EDMONTON, Alberta (AP) There is no telling what a championship parade might look like in a pandemic. If the Dallas Stars don’t stop taking so many penalties, they won’t have to worry about that.
It’s hard to win a hockey game taking three penalties in the first 13 minutes, especially against a dangerous power play that can snap the puck around with ease.
That is exactly what the Stars did to open Game 2 of the Stanley Cup Final on Monday night, digging themselves a hole too deep to climb out of and allowing the Tampa Bay Lightning to tie the series with two crucial power-play goals in a 3-2 win.
”That’s where we lost the game,” said Stars forward Mattias Janmark, who took the first penalty of the game. ”We don’t want to take penalties. We have taken way too many throughout the playoffs. But then, I think, when we get them, we’ve just got to go out and kill them and we didn’t manage to do that today and I think that’s where they won the game.”
At 5-on-5, Dallas is outplaying Tampa Bay and may only have its lack of discipline to blame for not being up 2-0. Penalty trouble is finally hurting the Stars, who have taken by far the most minors this postseason and must fix the problem to keep their title hopes alive.
”We need to stay out of the box. It helps,” veteran forward Joe Pavelski said. ”When we stay out of the box, we’ve showed it so far that we’re a good team.”
Dallas has defied convention by committing so many penalties and reaching the final. The penalty kill led by goaltender Anton Khudobin deserves credit for that.
Forward Jason Dickinson conceded Sunday the Stars ”take a lot of penalties in the playoffs.” Vegas coach Peter DeBoer in the last round pointed out his team was facing the most penalized team in the playoffs, so he expected a lot of calls against Dallas.

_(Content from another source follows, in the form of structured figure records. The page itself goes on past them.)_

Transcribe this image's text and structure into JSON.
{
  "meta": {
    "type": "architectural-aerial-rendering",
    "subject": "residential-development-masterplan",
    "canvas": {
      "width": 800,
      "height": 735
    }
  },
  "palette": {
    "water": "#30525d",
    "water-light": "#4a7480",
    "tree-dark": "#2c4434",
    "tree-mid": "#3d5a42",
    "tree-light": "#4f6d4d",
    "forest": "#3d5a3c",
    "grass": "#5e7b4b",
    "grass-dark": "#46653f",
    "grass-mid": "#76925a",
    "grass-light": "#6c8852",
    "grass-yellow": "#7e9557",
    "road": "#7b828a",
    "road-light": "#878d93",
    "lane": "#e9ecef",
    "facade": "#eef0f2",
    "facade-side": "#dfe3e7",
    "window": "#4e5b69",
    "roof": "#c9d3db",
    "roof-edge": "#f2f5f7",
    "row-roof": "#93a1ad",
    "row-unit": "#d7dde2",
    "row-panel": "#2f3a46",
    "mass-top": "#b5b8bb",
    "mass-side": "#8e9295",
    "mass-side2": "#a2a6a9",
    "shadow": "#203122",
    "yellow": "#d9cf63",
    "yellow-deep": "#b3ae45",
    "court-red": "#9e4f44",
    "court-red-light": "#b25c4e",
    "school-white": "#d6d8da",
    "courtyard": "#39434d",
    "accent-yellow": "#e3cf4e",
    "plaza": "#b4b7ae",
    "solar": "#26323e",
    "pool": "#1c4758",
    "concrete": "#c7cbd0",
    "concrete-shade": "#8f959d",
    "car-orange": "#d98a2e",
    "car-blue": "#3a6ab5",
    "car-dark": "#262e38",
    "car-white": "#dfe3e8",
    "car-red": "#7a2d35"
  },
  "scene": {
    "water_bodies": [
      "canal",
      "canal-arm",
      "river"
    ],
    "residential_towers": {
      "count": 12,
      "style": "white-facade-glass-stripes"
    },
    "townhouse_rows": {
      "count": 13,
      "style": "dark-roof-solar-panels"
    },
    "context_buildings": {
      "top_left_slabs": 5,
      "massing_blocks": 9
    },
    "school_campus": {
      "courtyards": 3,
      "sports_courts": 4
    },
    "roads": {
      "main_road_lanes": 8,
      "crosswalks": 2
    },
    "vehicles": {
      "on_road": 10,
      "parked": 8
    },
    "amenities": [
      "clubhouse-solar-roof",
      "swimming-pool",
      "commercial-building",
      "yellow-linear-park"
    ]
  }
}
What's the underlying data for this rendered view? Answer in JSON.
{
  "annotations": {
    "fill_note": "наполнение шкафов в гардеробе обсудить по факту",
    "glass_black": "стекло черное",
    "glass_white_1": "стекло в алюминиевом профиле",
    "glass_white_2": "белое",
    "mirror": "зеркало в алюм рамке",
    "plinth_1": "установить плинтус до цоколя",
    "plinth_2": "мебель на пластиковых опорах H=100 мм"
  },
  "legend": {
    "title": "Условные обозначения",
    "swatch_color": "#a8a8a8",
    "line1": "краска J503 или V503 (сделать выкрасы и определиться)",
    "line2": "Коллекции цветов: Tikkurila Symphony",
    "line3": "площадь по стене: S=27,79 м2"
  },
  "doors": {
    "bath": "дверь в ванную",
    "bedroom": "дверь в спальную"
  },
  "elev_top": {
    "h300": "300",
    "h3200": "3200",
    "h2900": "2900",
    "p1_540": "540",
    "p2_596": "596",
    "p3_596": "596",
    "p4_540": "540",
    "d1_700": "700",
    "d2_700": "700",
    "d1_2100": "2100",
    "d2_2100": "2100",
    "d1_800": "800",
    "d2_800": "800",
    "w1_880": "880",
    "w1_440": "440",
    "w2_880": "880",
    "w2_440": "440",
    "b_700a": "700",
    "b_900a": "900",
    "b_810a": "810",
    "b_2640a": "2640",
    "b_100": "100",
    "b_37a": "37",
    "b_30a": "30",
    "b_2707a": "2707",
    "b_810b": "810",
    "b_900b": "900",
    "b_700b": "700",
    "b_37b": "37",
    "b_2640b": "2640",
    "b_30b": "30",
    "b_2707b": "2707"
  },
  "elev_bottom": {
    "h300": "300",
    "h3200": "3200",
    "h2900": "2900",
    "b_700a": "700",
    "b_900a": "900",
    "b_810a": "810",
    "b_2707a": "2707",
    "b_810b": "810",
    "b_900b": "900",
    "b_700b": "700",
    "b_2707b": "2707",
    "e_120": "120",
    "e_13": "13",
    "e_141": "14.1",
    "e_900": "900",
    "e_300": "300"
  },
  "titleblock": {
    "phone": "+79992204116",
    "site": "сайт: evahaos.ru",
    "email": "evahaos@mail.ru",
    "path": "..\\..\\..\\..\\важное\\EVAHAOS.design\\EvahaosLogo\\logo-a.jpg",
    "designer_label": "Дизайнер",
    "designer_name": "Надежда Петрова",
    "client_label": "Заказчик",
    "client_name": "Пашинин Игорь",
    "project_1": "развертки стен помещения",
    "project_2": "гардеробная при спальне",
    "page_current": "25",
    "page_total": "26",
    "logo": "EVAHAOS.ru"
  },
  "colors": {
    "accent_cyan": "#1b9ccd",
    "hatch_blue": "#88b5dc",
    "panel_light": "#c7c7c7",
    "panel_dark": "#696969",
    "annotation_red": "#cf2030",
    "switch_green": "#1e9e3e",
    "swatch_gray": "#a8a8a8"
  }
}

It’s now 106 to be exact, 104 of them minors compared with 86 for Tampa Bay. The Stars got away with three penalties in quick succession in the third period of Game 1 because of Khudobin, but they didn’t in Game 2.
Just 25 seconds after Pavelski was whistled for tripping, Brayden Point scored on a perfect one-timer. When Jamie Oleksiak was called for holding, Ondrej Palat finished a perfect passing play and scored a goal Khudobin had almost no chance of stopping.
”The penalties got us in trouble,” interim coach Rick Bowness said. ”It was an even game until we started taking penalties.”
Tampa Bay’s power play had been ice cold with a drought of 14 in a row and just one goal in its last 18. But from Victor Hedman up top to top-liners Point, Palat and Nikita Kucherov and Alex Killorn in front, there is too much talent on the Lightning power play to stay off the board for long.
”I think just scoring that first goal is big,” Point said. ”I don’t know if it’s a sense of relief – just happy to get a goal.”
There might be more goals in the future for a power play coach Jon Cooper called ”streaky.”
Consider that injured captain Steven Stamkos seems on the verge of returning. He hasn’t played since February because of core muscle surgery and various setbacks, but if his main purpose is simply to stand in the faceoff circle and fire one-timers, that makes the Lightning power play all the more dangerous.
”Immediately you’re concerned with the impact he’ll have on their power play,” Bowness said. ”He changes the whole look on the power play. So that’s a big factor. We take three penalties like we did one period (Saturday) night, they’re going to do some damage with Steven out there and his ability to one-time the puck.”
And this series is building up some dislike quickly, which will only increase the penalty numbers in Game 3 on Wednesday night and beyond. After a heated scrum late in the second period Monday, there was no room for all three Lightning players to sit in the penalty box.
The box is a place the Stars want to avoid as much as possible the rest of the series. If they succeed and win it, they can take the Stanley Cup there to celebrate.